DataFrame containing processed event data.

Return type:

pd.DataFrame

Example usage for single match:

import pandas as pd
from preprocessing import Event_data

event_path='path/to/event.json'
wyscout_matches_path='path/to/matches.json'

wyscout_df=Event_data(data_provider='wyscout',event_path=event_path ,wyscout_matches_path=wyscout_matches_path).load_data()
print(wyscout_df.head())

Example usage for multiple matches:

from preprocessing import Event_data

event_folder='path/to/event/folder'
matches_folder='path/to/matches/folder'

wyscout_df=Event_data(data_provider='wyscout',
                   event_path=event_folder,
                   wyscout_matches_path=matches_folder,
                   max_workers=10).load_data()
print(wyscout_df.head())

Details:

This function reads Wyscout event data from a JSON file and converts it into a DataFrame. It includes the option to incorporate match data to identify whether a team is playing at home or away.

  1. Load JSON files: Load the event JSON file specified by event_path and Optionally load the matches JSON file specified by matches_path.

  2. Process event data: Extract event details such as match ID, period, seconds, event type, event subtype, accuracy, team ID, player ID, and positional coordinates (start and end). and Categorize events into specific types and sub-types based on predefined criteria for “Shot”, “Duel”, “Others on the ball”, and “Pass” events.

  3. Match data handling: If matches_path is provided, determine whether the team associated with each event is playing at home or away based on the matches data.

  4. DataFrame creation: Convert the processed event data into a Pandas DataFrame with columns i

  5. Additional column: Add a column comp to the DataFrame indicating the competition name extracted from the event_path.

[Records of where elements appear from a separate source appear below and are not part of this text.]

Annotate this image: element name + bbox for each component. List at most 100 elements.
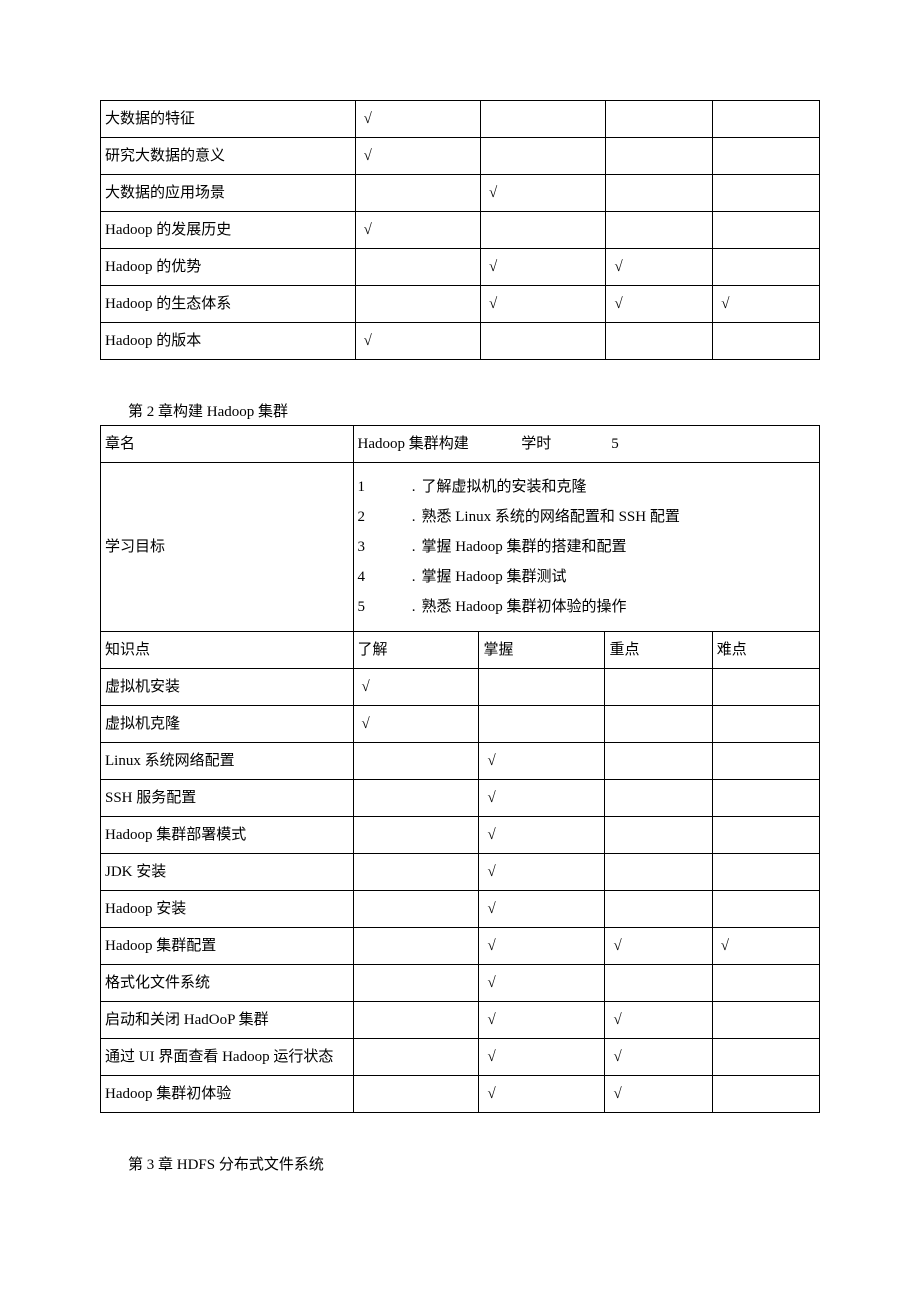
chapter2-header-value: Hadoop 集群构建 学时 5 (353, 426, 820, 463)
topic-cell: 大数据的应用场景 (101, 175, 356, 212)
check-cell (605, 706, 712, 743)
check-cell (713, 249, 820, 286)
check-cell: √ (479, 854, 605, 891)
col-c4-header: 难点 (712, 632, 819, 669)
objectives-cell: 1.了解虚拟机的安装和克隆2.熟悉 Linux 系统的网络配置和 SSH 配置3… (353, 463, 820, 632)
objective-item: 5.熟悉 Hadoop 集群初体验的操作 (358, 595, 816, 619)
check-cell (606, 323, 713, 360)
check-cell (481, 212, 606, 249)
check-cell: √ (479, 928, 605, 965)
objective-dot: . (376, 535, 422, 559)
check-cell (355, 286, 480, 323)
objectives-label: 学习目标 (101, 463, 354, 632)
check-cell (605, 817, 712, 854)
check-cell (606, 101, 713, 138)
check-cell: √ (712, 928, 819, 965)
check-cell: √ (355, 212, 480, 249)
col-c2-header: 掌握 (479, 632, 605, 669)
check-cell (605, 891, 712, 928)
check-cell (605, 854, 712, 891)
check-cell: √ (355, 138, 480, 175)
topic-cell: 大数据的特征 (101, 101, 356, 138)
check-cell: √ (353, 706, 479, 743)
check-cell (353, 780, 479, 817)
objective-item: 1.了解虚拟机的安装和克隆 (358, 475, 816, 499)
check-cell (481, 138, 606, 175)
check-cell (606, 175, 713, 212)
check-cell (713, 138, 820, 175)
check-cell (353, 928, 479, 965)
objective-number: 5 (358, 595, 376, 619)
check-cell (481, 323, 606, 360)
objective-number: 1 (358, 475, 376, 499)
objective-text: 了解虚拟机的安装和克隆 (422, 475, 816, 499)
check-cell (355, 175, 480, 212)
chapter-value: Hadoop 集群构建 (358, 432, 518, 456)
check-cell: √ (479, 1039, 605, 1076)
table-row: 格式化文件系统√ (101, 965, 820, 1002)
check-cell (712, 780, 819, 817)
objective-number: 4 (358, 565, 376, 589)
check-cell (481, 101, 606, 138)
topic-cell: Hadoop 的生态体系 (101, 286, 356, 323)
objective-dot: . (376, 595, 422, 619)
check-cell (713, 323, 820, 360)
check-cell (353, 817, 479, 854)
objective-number: 2 (358, 505, 376, 529)
check-cell (712, 965, 819, 1002)
check-cell (712, 706, 819, 743)
check-cell: √ (479, 891, 605, 928)
objective-text: 熟悉 Linux 系统的网络配置和 SSH 配置 (422, 505, 816, 529)
check-cell (606, 212, 713, 249)
check-cell: √ (606, 286, 713, 323)
check-cell (605, 669, 712, 706)
topic-cell: 通过 UI 界面查看 Hadoop 运行状态 (101, 1039, 354, 1076)
table-row: Hadoop 集群配置√√√ (101, 928, 820, 965)
table-row: 虚拟机克隆√ (101, 706, 820, 743)
check-cell (712, 1039, 819, 1076)
topic-cell: JDK 安装 (101, 854, 354, 891)
table-row: JDK 安装 √ (101, 854, 820, 891)
topic-cell: 格式化文件系统 (101, 965, 354, 1002)
chapter2-header-row: 章名 Hadoop 集群构建 学时 5 (101, 426, 820, 463)
table-row: 研究大数据的意义√ (101, 138, 820, 175)
check-cell (353, 891, 479, 928)
check-cell (605, 965, 712, 1002)
col-c3-header: 重点 (605, 632, 712, 669)
check-cell (712, 854, 819, 891)
topic-cell: Hadoop 的版本 (101, 323, 356, 360)
chapter3-caption: 第 3 章 HDFS 分布式文件系统 (128, 1153, 820, 1174)
check-cell (713, 101, 820, 138)
chapter2-objectives-row: 学习目标 1.了解虚拟机的安装和克隆2.熟悉 Linux 系统的网络配置和 SS… (101, 463, 820, 632)
topic-cell: 虚拟机安装 (101, 669, 354, 706)
check-cell (353, 1039, 479, 1076)
table-row: 大数据的应用场景√ (101, 175, 820, 212)
check-cell: √ (605, 1076, 712, 1113)
check-cell (353, 965, 479, 1002)
objective-dot: . (376, 475, 422, 499)
objective-item: 2.熟悉 Linux 系统的网络配置和 SSH 配置 (358, 505, 816, 529)
check-cell: √ (713, 286, 820, 323)
check-cell: √ (479, 1002, 605, 1039)
check-cell (605, 743, 712, 780)
table-row: Hadoop 的生态体系√√√ (101, 286, 820, 323)
table-row: 虚拟机安装√ (101, 669, 820, 706)
topic-cell: Hadoop 集群部署模式 (101, 817, 354, 854)
table-row: 大数据的特征√ (101, 101, 820, 138)
table-row: 启动和关闭 HadOoP 集群√√ (101, 1002, 820, 1039)
label-hours: 学时 (521, 432, 591, 456)
topic-cell: Hadoop 的优势 (101, 249, 356, 286)
check-cell: √ (605, 1039, 712, 1076)
check-cell: √ (479, 1076, 605, 1113)
table-row: Hadoop 的版本√ (101, 323, 820, 360)
check-cell: √ (353, 669, 479, 706)
check-cell (713, 212, 820, 249)
table-row: SSH 服务配置√ (101, 780, 820, 817)
check-cell (605, 780, 712, 817)
check-cell (353, 1076, 479, 1113)
check-cell (606, 138, 713, 175)
table-row: Linux 系统网络配置√ (101, 743, 820, 780)
topic-cell: SSH 服务配置 (101, 780, 354, 817)
table-row: Hadoop 的优势√√ (101, 249, 820, 286)
topic-cell: 虚拟机克隆 (101, 706, 354, 743)
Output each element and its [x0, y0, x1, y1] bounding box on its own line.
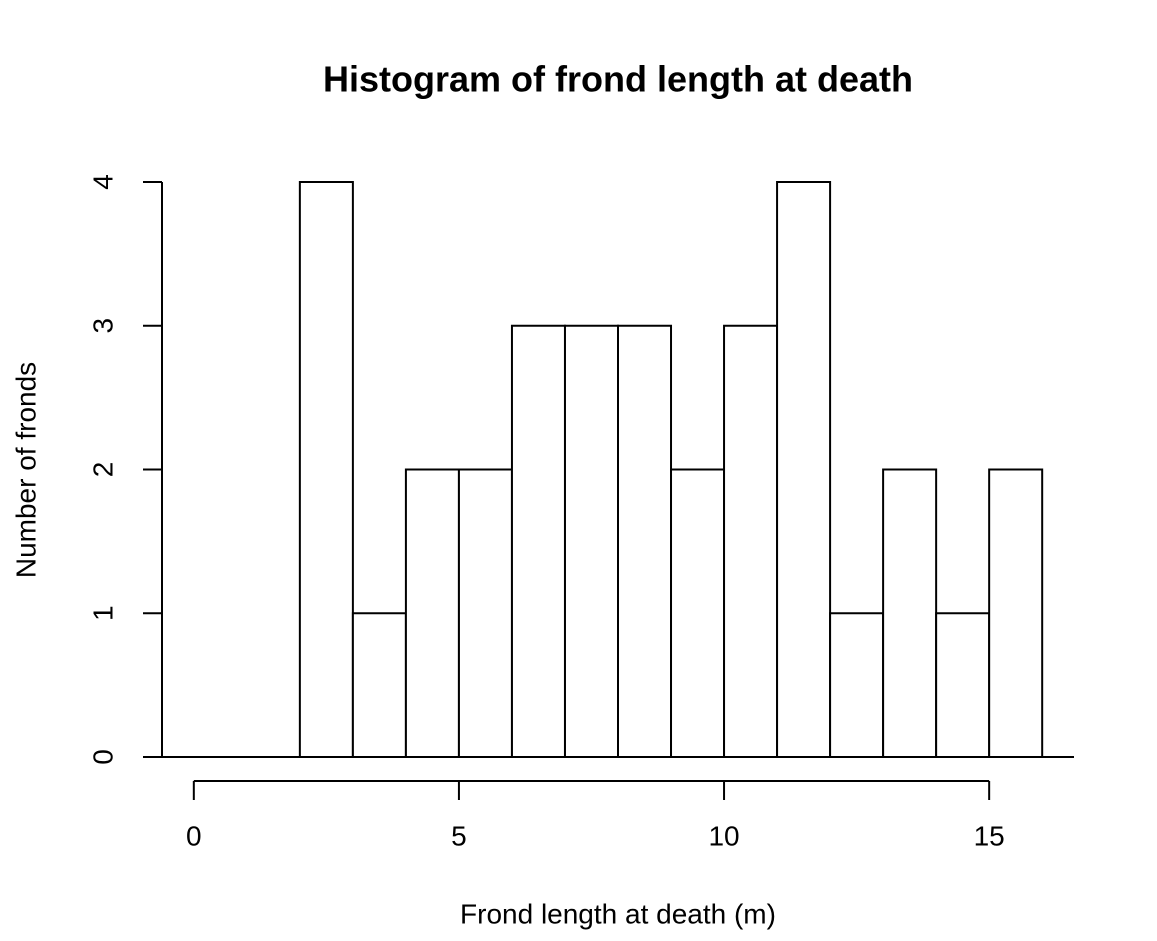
y-axis-label: Number of fronds — [10, 362, 41, 578]
bar — [351, 612, 407, 758]
y-tick-label: 4 — [87, 174, 118, 190]
x-tick-label: 5 — [451, 820, 467, 851]
bar — [670, 468, 726, 758]
bar — [723, 324, 779, 758]
bar — [404, 468, 460, 758]
bar — [617, 324, 673, 758]
bar — [298, 181, 354, 758]
x-tick-label: 0 — [186, 820, 202, 851]
chart-title: Histogram of frond length at death — [323, 59, 913, 100]
y-tick-label: 3 — [87, 318, 118, 334]
bar — [935, 612, 991, 758]
bar — [882, 468, 938, 758]
bar — [988, 468, 1044, 758]
y-tick-label: 2 — [87, 462, 118, 478]
bar — [829, 612, 885, 758]
x-tick-label: 10 — [708, 820, 739, 851]
x-axis-label: Frond length at death (m) — [460, 898, 776, 929]
bar — [510, 324, 566, 758]
x-tick-label: 15 — [974, 820, 1005, 851]
bar — [457, 468, 513, 758]
bar — [776, 181, 832, 758]
y-tick-label: 0 — [87, 749, 118, 765]
y-tick-label: 1 — [87, 605, 118, 621]
bar — [563, 324, 619, 758]
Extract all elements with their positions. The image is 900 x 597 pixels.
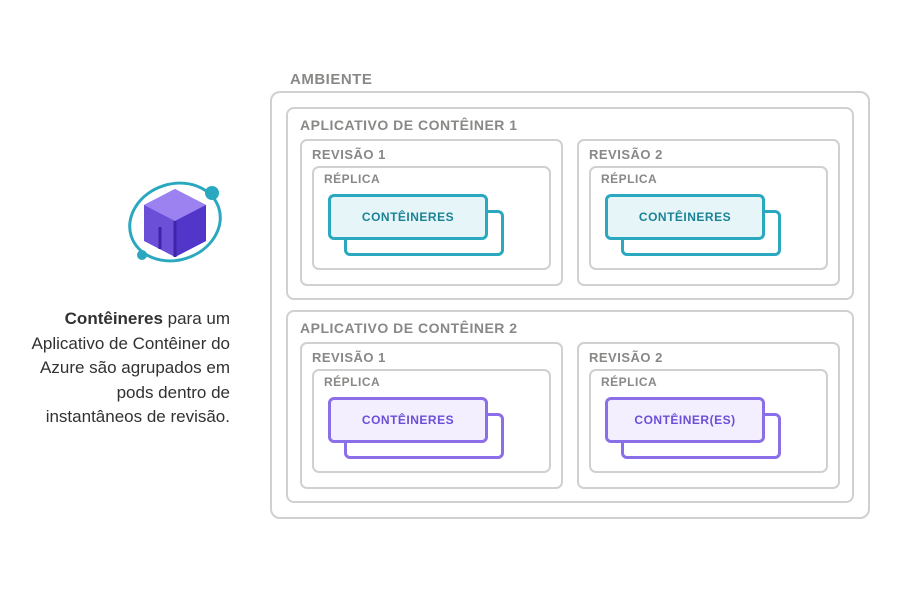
revision-title: REVISÃO 2 xyxy=(589,350,828,365)
container-app-title: APLICATIVO DE CONTÊINER 2 xyxy=(300,320,840,336)
revision-box: REVISÃO 2 RÉPLICA CONTÊINERES xyxy=(577,139,840,286)
replica-title: RÉPLICA xyxy=(324,375,539,389)
environment-label: AMBIENTE xyxy=(290,71,372,88)
replica-title: RÉPLICA xyxy=(601,375,816,389)
revision-title: REVISÃO 2 xyxy=(589,147,828,162)
replica-box: RÉPLICA CONTÊINERES xyxy=(312,166,551,270)
left-column: Contêineres para um Aplicativo de Contêi… xyxy=(30,167,270,430)
revision-title: REVISÃO 1 xyxy=(312,350,551,365)
container-card-front: CONTÊINERES xyxy=(328,194,488,240)
container-app-title: APLICATIVO DE CONTÊINER 1 xyxy=(300,117,840,133)
container-apps-icon xyxy=(120,167,230,277)
container-stack: CONTÊINERES xyxy=(324,397,539,453)
container-app-box: APLICATIVO DE CONTÊINER 2 REVISÃO 1 RÉPLIC… xyxy=(286,310,854,503)
container-card-front: CONTÊINERES xyxy=(328,397,488,443)
container-stack: CONTÊINER(ES) xyxy=(601,397,816,453)
revision-row: REVISÃO 1 RÉPLICA CONTÊINERES REVISÃO 2 RÉPL… xyxy=(300,342,840,489)
revision-box: REVISÃO 1 RÉPLICA CONTÊINERES xyxy=(300,139,563,286)
container-stack: CONTÊINERES xyxy=(324,194,539,250)
revision-title: REVISÃO 1 xyxy=(312,147,551,162)
diagram-area: AMBIENTE APLICATIVO DE CONTÊINER 1REVISÃ… xyxy=(270,79,870,519)
container-card-front: CONTÊINERES xyxy=(605,194,765,240)
replica-title: RÉPLICA xyxy=(324,172,539,186)
container-card-front: CONTÊINER(ES) xyxy=(605,397,765,443)
description-text: Contêineres para um Aplicativo de Contêi… xyxy=(30,307,230,430)
container-app-box: APLICATIVO DE CONTÊINER 1 REVISÃO 1 RÉPLIC… xyxy=(286,107,854,300)
revision-box: REVISÃO 2 RÉPLICA CONTÊINER(ES) xyxy=(577,342,840,489)
replica-title: RÉPLICA xyxy=(601,172,816,186)
revision-row: REVISÃO 1 RÉPLICA CONTÊINERES REVISÃO 2 RÉPL… xyxy=(300,139,840,286)
environment-box: APLICATIVO DE CONTÊINER 1 REVISÃO 1 RÉPLIC… xyxy=(270,91,870,519)
replica-box: RÉPLICA CONTÊINERES xyxy=(589,166,828,270)
replica-box: RÉPLICA CONTÊINER(ES) xyxy=(589,369,828,473)
revision-box: REVISÃO 1 RÉPLICA CONTÊINERES xyxy=(300,342,563,489)
container-stack: CONTÊINERES xyxy=(601,194,816,250)
replica-box: RÉPLICA CONTÊINERES xyxy=(312,369,551,473)
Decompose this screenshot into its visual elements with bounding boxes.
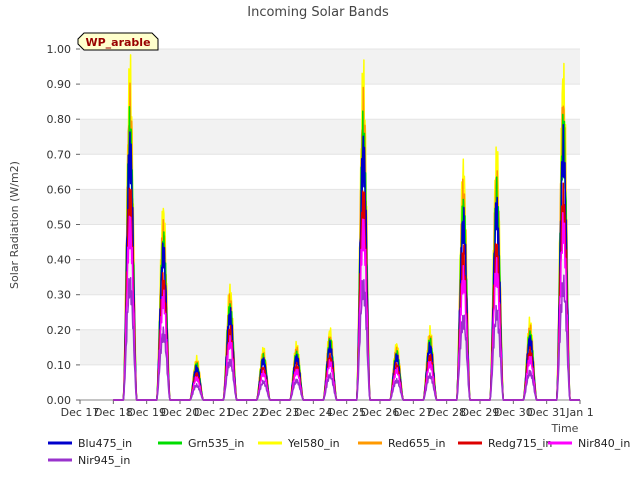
legend-label: Redg715_in [488, 437, 552, 450]
x-tick-label: Dec 26 [361, 406, 400, 419]
y-tick-label: 0.20 [47, 324, 72, 337]
x-tick-label: Dec 23 [261, 406, 300, 419]
site-badge-label: WP_arable [85, 36, 150, 49]
x-tick-label: Dec 22 [227, 406, 266, 419]
grid-band [80, 259, 580, 295]
x-tick-label: Dec 21 [194, 406, 233, 419]
grid-band [80, 49, 580, 85]
x-tick-label: Dec 20 [161, 406, 200, 419]
series-lines [113, 54, 580, 401]
legend-label: Grn535_in [188, 437, 244, 450]
x-axis-label: Time [551, 422, 579, 435]
y-tick-label: 0.10 [47, 359, 72, 372]
legend-label: Nir840_in [578, 437, 630, 450]
chart-title: Incoming Solar Bands [247, 5, 389, 20]
grid-band [80, 154, 580, 190]
x-tick-label: Dec 25 [327, 406, 366, 419]
grid-band [80, 119, 580, 155]
grid-band [80, 294, 580, 330]
x-tick-label: Dec 31 [527, 406, 566, 419]
y-axis-label: Solar Radiation (W/m2) [8, 161, 21, 289]
legend-label: Yel580_in [287, 437, 340, 450]
series-line-nir945_in [113, 274, 580, 401]
grid-band [80, 364, 580, 400]
y-tick-label: 0.50 [47, 219, 72, 232]
grid-band [80, 189, 580, 225]
x-tick-label: Dec 28 [427, 406, 466, 419]
x-tick-label: Dec 24 [294, 406, 333, 419]
site-badge: WP_arable [77, 32, 159, 51]
x-tick-label: Dec 18 [94, 406, 133, 419]
legend-label: Red655_in [388, 437, 445, 450]
y-tick-label: 0.00 [47, 394, 72, 407]
y-tick-label: 0.30 [47, 289, 72, 302]
x-tick-label: Dec 19 [127, 406, 166, 419]
legend: Blu475_in Grn535_in Yel580_in Red655_in Redg… [48, 437, 630, 467]
y-tick-label: 0.90 [47, 78, 72, 91]
y-tick-label: 0.40 [47, 254, 72, 267]
x-tick-label: Dec 17 [61, 406, 100, 419]
x-tick-label: Dec 29 [461, 406, 500, 419]
y-axis: 0.00 0.10 0.20 0.30 0.40 0.50 0.60 0.70 0.80 0.90… [47, 43, 80, 407]
grid-band [80, 224, 580, 260]
x-tick-label: Jan 1 [565, 406, 593, 419]
y-tick-label: 0.60 [47, 183, 72, 196]
y-tick-label: 1.00 [47, 43, 72, 56]
legend-label: Nir945_in [78, 454, 130, 467]
legend-label: Blu475_in [78, 437, 132, 450]
x-tick-label: Dec 27 [394, 406, 433, 419]
y-tick-label: 0.70 [47, 148, 72, 161]
grid-band [80, 84, 580, 120]
y-tick-label: 0.80 [47, 113, 72, 126]
x-tick-label: Dec 30 [494, 406, 533, 419]
site-badge-box [77, 32, 159, 51]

The returned DataFrame contains the following columns:

  • comp: Name of the competition extracted from the event file path.

  • match_id: Identifier for the match where the event occurred.

  • period: Period or phase of the match when the event took place (e.g., first half, second half, extra time).

  • seconds: Time in seconds when the event occurred within the match.

  • event_type: Primary type of the event (e.g., “Shot”, “Duel”, “Others on the ball”, “Pass”).

  • event_type_2: Secondary type of the event, providing additional specificity if available (e.g., “Goal”, “Own_goal”, “Touch_good”, “Ground attacking duel_off dribble”).

  • accurate: Boolean indicating if the event was accurate (True) or not (False), typically for events like shots.

  • team: Identifier for the team involved in the event.

  • home_team: Binary indicator (1 or 0) specifying whether the team associated with the event was playing at home (1) or away (0).

  • player: Identifier for the player who performed the event.

  • start_x: X-coordinate of the starting position of the event on the field.

  • start_y: Y-coordinate of the starting position of the event on the field.

  • end_x: X-coordinate of the ending position of the event on the field if applicable (e.g., for passes).

  • end_y: Y-coordinate of the ending position of the event on the field if applicable (e.g., for passes).